Knowing how to employ a foreign exchange chart is critical for the forex trader. While the foreign exchange market is clearly driven by industrial (i.e. Fundamental) factors, most traders like to make their trading calls on the basis of charts and indicators, since these are open to anybody and do not require a deep appreciation of world economics. That is especially true when Forex traders use alerts like MT4 Alert.  

The first point in lining up your technical analysis tools is to make sure that you are using the kind of currency exchange chart that fits you best. All forex trading charts show price movements for a currency pair but you can change how you view them. There are three basic types of chart:

1. Line charts

Line charts simply show the closing price for each period. You might set this to show the closing price at the end of each minute, the end of every day or many different periods between. This could give one point for each period and these are joined by a line to show the direction of the price movement.

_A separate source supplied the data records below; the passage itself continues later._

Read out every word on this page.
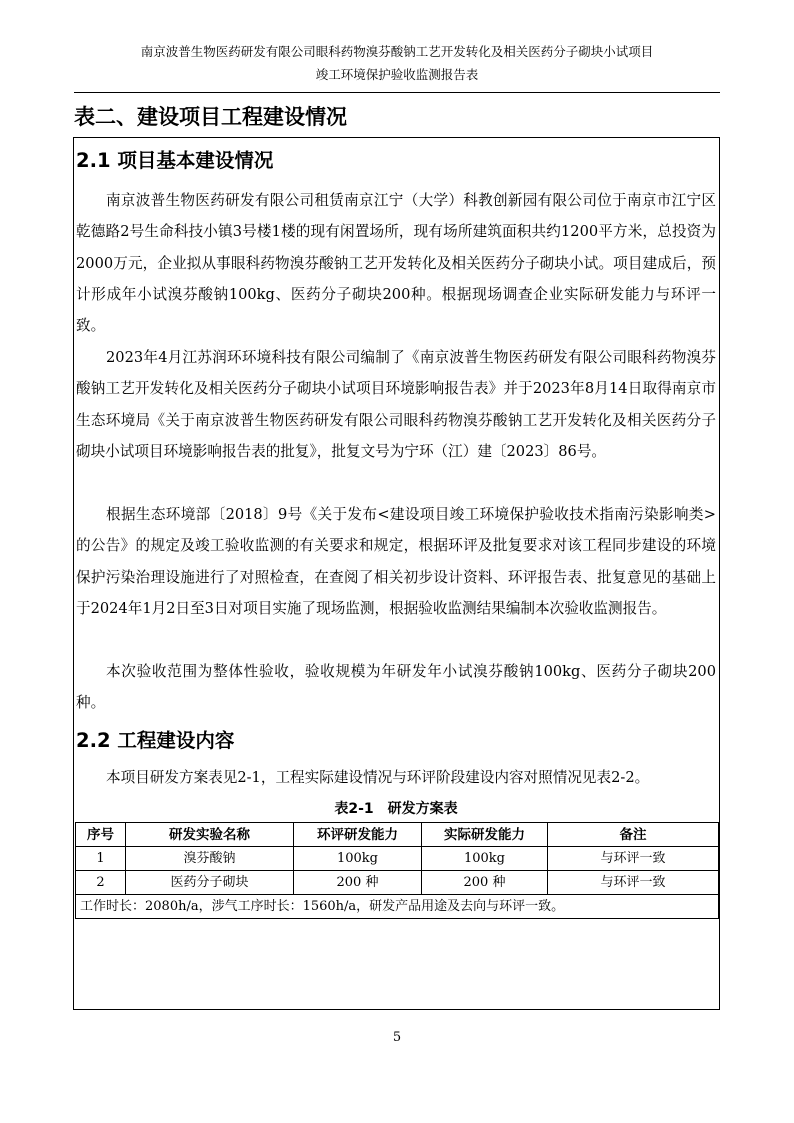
南京波普生物医药研发有限公司眼科药物溴芬酸钠工艺开发转化及相关医药分子砌块小试项目
竣工环境保护验收监测报告表
表二、建设项目工程建设情况
2.1 项目基本建设情况

南京波普生物医药研发有限公司租赁南京江宁（大学）科教创新园有限公司位于南京市江宁区乾德路2号生命科技小镇3号楼1楼的现有闲置场所，现有场所建筑面积共约1200平方米，总投资为2000万元，企业拟从事眼科药物溴芬酸钠工艺开发转化及相关医药分子砌块小试。项目建成后，预计形成年小试溴芬酸钠100kg、医药分子砌块200种。根据现场调查企业实际研发能力与环评一致。

2023年4月江苏润环环境科技有限公司编制了《南京波普生物医药研发有限公司眼科药物溴芬酸钠工艺开发转化及相关医药分子砌块小试项目环境影响报告表》并于2023年8月14日取得南京市生态环境局《关于南京波普生物医药研发有限公司眼科药物溴芬酸钠工艺开发转化及相关医药分子砌块小试项目环境影响报告表的批复》，批复文号为宁环（江）建〔2023〕86号。

根据生态环境部〔2018〕9号《关于发布<建设项目竣工环境保护验收技术指南污染影响类>的公告》的规定及竣工验收监测的有关要求和规定，根据环评及批复要求对该工程同步建设的环境保护污染治理设施进行了对照检查，在查阅了相关初步设计资料、环评报告表、批复意见的基础上于2024年1月2日至3日对项目实施了现场监测，根据验收监测结果编制本次验收监测报告。

本次验收范围为整体性验收，验收规模为年研发年小试溴芬酸钠100kg、医药分子砌块200种。

2.2 工程建设内容

本项目研发方案表见2-1，工程实际建设情况与环评阶段建设内容对照情况见表2-2。

表2-1　研发方案表
序号	研发实验名称	环评研发能力	实际研发能力	备注
1	溴芬酸钠	100kg	100kg	与环评一致
2	医药分子砌块	200 种	200 种	与环评一致
工作时长：2080h/a，涉气工序时长：1560h/a，研发产品用途及去向与环评一致。				
5
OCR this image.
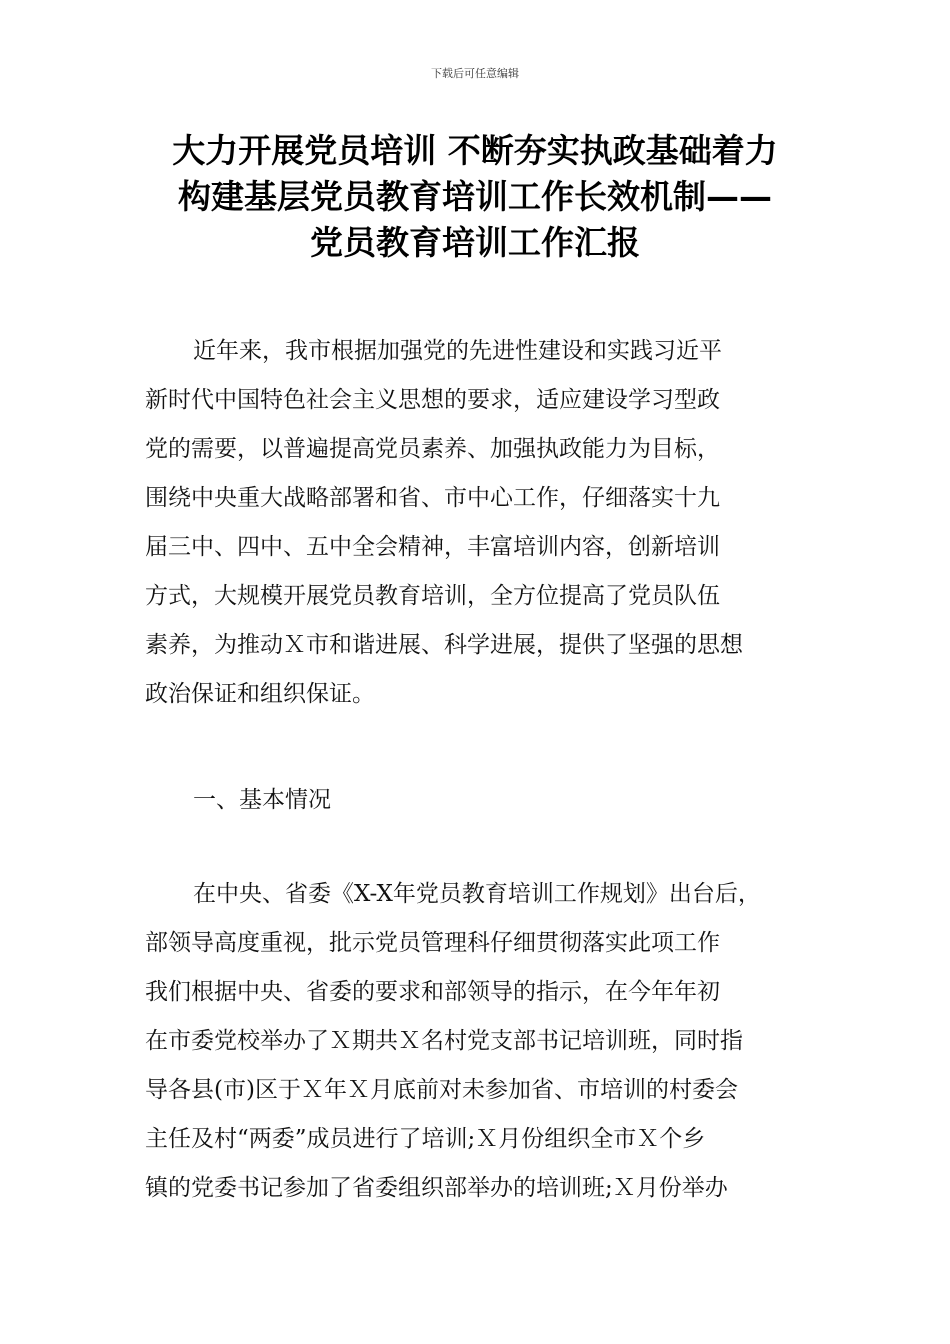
下载后可任意编辑
大力开展党员培训 不断夯实执政基础着力
构建基层党员教育培训工作长效机制——
党员教育培训工作汇报
近年来，我市根据加强党的先进性建设和实践习近平
新时代中国特色社会主义思想的要求，适应建设学习型政
党的需要，以普遍提高党员素养、加强执政能力为目标，
围绕中央重大战略部署和省、市中心工作，仔细落实十九
届三中、四中、五中全会精神，丰富培训内容，创新培训
方式，大规模开展党员教育培训，全方位提高了党员队伍
素养，为推动Ｘ市和谐进展、科学进展，提供了坚强的思想
政治保证和组织保证。
一、基本情况
在中央、省委《X-X年党员教育培训工作规划》出台后，
部领导高度重视，批示党员管理科仔细贯彻落实此项工作
我们根据中央、省委的要求和部领导的指示，在今年年初
在市委党校举办了Ｘ期共Ｘ名村党支部书记培训班，同时指
导各县(市)区于Ｘ年Ｘ月底前对未参加省、市培训的村委会
主任及村“两委”成员进行了培训;Ｘ月份组织全市Ｘ个乡
镇的党委书记参加了省委组织部举办的培训班;Ｘ月份举办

Line charts can be helpful if you need a quick top level view of a trend. However, they don’t give much info so very few traders would base a trading programme on line charts.

2. Bar charts

Bar charts give four times as much information as a line chart. As well as the closing price, given as a notch on the right of the bar, they show the opening price with a nick on the left, and the high and the low (top and bottom points of a vertical line).

having the ability to see the range of movement within a period can be really handy. It can give a suggestion of volatility of the currency pair, and in a number of cases, indicate when a retracement might be about to occur.

3. Candlestick charts

Candlesticks are the hottest sort of currency exchange chart. They show the high and low for the period in the same way as a bar chart, but the open and close costs are shown by the range of the candle body. If the open is higher than the close, i.e. The price dropped in the period, the candle will be shaded in a white/shaded system or red in a green/red coloured system. If the close was higher than the open, i.e. The price increased in the period, the body of the candle will be white or green.

The shading or color makes it simple to see the direction of price movement at a peek. The scale of the candle body makes it similarly straightforward to see the range of movement between the open and close. This is very useful when looking for patterns in currency price movements. It makes it straightforward to spot trends, troubled markets and retracements.

Whatever sort of forex chart you use, you will be able to alter the time period that point, bar or candle covers. This lets you see price movements over a longer period or focus in to view the changes every minute. Many traders will use a second time period in the chart to check that their signal is not contradicted with a different chart setting. Naturally, you may also use other technical analysis tools such as indicators to verify your call before placing an order on the basis of your foreign exchange chart reading.